Proteomics work in barley has to date been hampered by the lack of complete genomic sequence. But by the complete sequencing of the barley genome the goal to identify all of the predicted 2000–3000 chloroplast protein is within reach. The shift in analytical methods in proteomics from 2D gels toward 2D LC-MS/MS based strategies, due to completely sequenced genomes, improved nano-LC systems and faster and more sensitive tandem mass spectrometers has over the years increased the output of proteomics data. We foresee that new robust in-solution digestion protocol coupled with fast online 2D LC-MS/MS systems will enable the next major step in barley proteomics by decreasing workload and increasing the throughput, identification rate and accuracy of quantitation of the proteomics technologies.

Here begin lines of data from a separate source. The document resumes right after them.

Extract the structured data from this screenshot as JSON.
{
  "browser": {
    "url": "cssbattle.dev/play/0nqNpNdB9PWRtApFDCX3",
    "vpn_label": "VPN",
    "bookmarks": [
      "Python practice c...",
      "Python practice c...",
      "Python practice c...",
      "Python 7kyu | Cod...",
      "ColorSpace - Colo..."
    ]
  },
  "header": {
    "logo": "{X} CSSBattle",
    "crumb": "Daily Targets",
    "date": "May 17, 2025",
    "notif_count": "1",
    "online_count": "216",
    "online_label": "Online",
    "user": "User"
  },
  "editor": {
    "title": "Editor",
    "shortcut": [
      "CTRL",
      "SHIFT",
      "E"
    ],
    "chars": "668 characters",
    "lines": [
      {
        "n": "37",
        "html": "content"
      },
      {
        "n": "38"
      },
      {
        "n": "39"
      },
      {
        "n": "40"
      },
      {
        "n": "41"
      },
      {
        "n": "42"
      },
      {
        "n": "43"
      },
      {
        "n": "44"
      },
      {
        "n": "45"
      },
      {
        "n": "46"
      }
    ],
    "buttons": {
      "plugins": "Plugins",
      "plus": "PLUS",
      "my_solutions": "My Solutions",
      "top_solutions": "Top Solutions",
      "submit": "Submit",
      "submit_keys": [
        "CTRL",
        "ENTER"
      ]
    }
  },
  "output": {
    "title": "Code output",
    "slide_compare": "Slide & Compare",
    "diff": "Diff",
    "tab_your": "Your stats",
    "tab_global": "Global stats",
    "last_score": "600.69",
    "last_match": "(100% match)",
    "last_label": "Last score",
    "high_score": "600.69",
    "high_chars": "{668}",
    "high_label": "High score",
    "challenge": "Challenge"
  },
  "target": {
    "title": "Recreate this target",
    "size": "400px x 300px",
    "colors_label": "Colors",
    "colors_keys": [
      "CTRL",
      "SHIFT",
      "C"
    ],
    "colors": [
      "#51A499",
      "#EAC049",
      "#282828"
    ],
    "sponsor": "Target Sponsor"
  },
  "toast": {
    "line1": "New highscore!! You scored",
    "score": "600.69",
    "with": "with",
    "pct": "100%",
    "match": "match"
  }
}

In the near future we expect to see more quantitative proteomics studies of barley, e.g., for molecular analysis of abiotic stress, where sensitive versus non-sensitive barley genotypes are compared, with the aim of identifying protein biomarker involved in a certain genotypic trait. Ultimately this would couple proteomics and other technologies into the multidisciplinary systems biology platform in the pursuit of sustainable crop production.

The authors declare that the research was conducted in the absence of any commercial or financial relationships that could be construed as a potential conflict of interest.